Finland: REAKTOR Hello World, a modular 2U-CubeSat mission built by Reaktor Space Lab Ltd. to demonstrate a novel infrared hyperspectral imager and the Hello World platform for future LEO and deep space missions;

Malaysia: InnoSAT-2, a nanosat mission designed to introduce a Malaysian-built satellite bus. The Astronautic Technology Sdn. Bhd (ATSB) InnoSAT series provides solutions and opportunities for researchers to demonstrate their experiments on orbit;

The Netherlands: HIBER-1, is a 6U CubeSat pathfinder mission for Hiber Global’s (formerly Magnitude Space) planned communications Cubesat constellation.

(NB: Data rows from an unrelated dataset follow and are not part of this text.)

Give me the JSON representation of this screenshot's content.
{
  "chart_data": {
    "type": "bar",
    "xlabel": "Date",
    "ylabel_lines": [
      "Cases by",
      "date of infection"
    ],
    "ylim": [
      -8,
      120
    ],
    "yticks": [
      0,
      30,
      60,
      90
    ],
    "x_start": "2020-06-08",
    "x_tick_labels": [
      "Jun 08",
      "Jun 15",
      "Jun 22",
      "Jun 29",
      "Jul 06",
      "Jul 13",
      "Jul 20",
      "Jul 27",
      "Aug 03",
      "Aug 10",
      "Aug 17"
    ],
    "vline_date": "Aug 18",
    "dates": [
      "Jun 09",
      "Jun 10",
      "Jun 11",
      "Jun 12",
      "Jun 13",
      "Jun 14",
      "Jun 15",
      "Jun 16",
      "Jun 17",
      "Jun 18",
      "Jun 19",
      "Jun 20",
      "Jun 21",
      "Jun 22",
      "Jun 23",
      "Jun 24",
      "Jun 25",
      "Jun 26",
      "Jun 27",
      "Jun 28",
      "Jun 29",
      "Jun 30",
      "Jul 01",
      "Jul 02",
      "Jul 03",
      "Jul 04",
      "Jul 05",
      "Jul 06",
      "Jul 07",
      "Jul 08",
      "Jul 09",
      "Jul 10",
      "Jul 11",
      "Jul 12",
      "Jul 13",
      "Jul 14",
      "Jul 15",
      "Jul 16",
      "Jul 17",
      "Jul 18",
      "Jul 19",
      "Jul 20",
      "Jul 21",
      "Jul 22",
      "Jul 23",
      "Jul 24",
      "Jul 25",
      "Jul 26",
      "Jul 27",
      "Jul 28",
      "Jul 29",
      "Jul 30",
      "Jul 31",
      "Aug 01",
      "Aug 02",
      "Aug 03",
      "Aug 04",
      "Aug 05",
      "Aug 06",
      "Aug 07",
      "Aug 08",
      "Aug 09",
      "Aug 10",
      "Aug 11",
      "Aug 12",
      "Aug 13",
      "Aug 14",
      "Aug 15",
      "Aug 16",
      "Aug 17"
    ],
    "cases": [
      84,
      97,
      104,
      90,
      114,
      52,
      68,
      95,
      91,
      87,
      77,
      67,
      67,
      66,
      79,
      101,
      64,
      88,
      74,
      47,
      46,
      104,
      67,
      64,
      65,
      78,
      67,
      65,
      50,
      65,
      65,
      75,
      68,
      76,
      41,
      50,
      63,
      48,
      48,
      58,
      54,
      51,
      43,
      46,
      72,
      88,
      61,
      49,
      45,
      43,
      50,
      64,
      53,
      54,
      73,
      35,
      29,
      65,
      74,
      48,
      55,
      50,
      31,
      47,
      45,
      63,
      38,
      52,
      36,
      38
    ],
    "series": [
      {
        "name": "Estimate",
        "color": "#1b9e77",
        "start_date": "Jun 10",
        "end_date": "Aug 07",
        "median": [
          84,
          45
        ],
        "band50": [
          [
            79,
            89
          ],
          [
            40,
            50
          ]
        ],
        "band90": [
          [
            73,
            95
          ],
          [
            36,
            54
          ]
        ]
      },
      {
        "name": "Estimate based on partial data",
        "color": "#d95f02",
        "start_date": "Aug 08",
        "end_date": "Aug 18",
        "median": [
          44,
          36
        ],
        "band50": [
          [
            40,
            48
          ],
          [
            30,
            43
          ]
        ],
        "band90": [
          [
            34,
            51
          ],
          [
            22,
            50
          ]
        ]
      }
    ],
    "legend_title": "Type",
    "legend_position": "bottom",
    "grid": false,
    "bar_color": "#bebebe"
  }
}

Spain: 3Cat-1, a 1U CubeSat built at the Universidad Politecnica de Cataluna (UPC) to perform multiple technology experiments;

United States: CICERO-8, for GeoOptics Inc., for performing GPS and Galileo radio occultation (GNSS-RO) of the Earth’s atmosphere and surface remote sensing by GNSS reflection;

Sixteen FLOCK-3R Earth observation nanosatellites for Planet;

Global-1, an Earth observation microsatellite for BlackSky Global capable of capturing one metre resolution images;

HSAT-1, a 6U CubeSat built by the Harris Corporation as an Internal Research and Design (IRD) testbed for an LEO payload;

And lastly, four LEMUR-2 (nos. 84-87) meteorological and Automatic Information System (AIS) nanosatellites for Spire.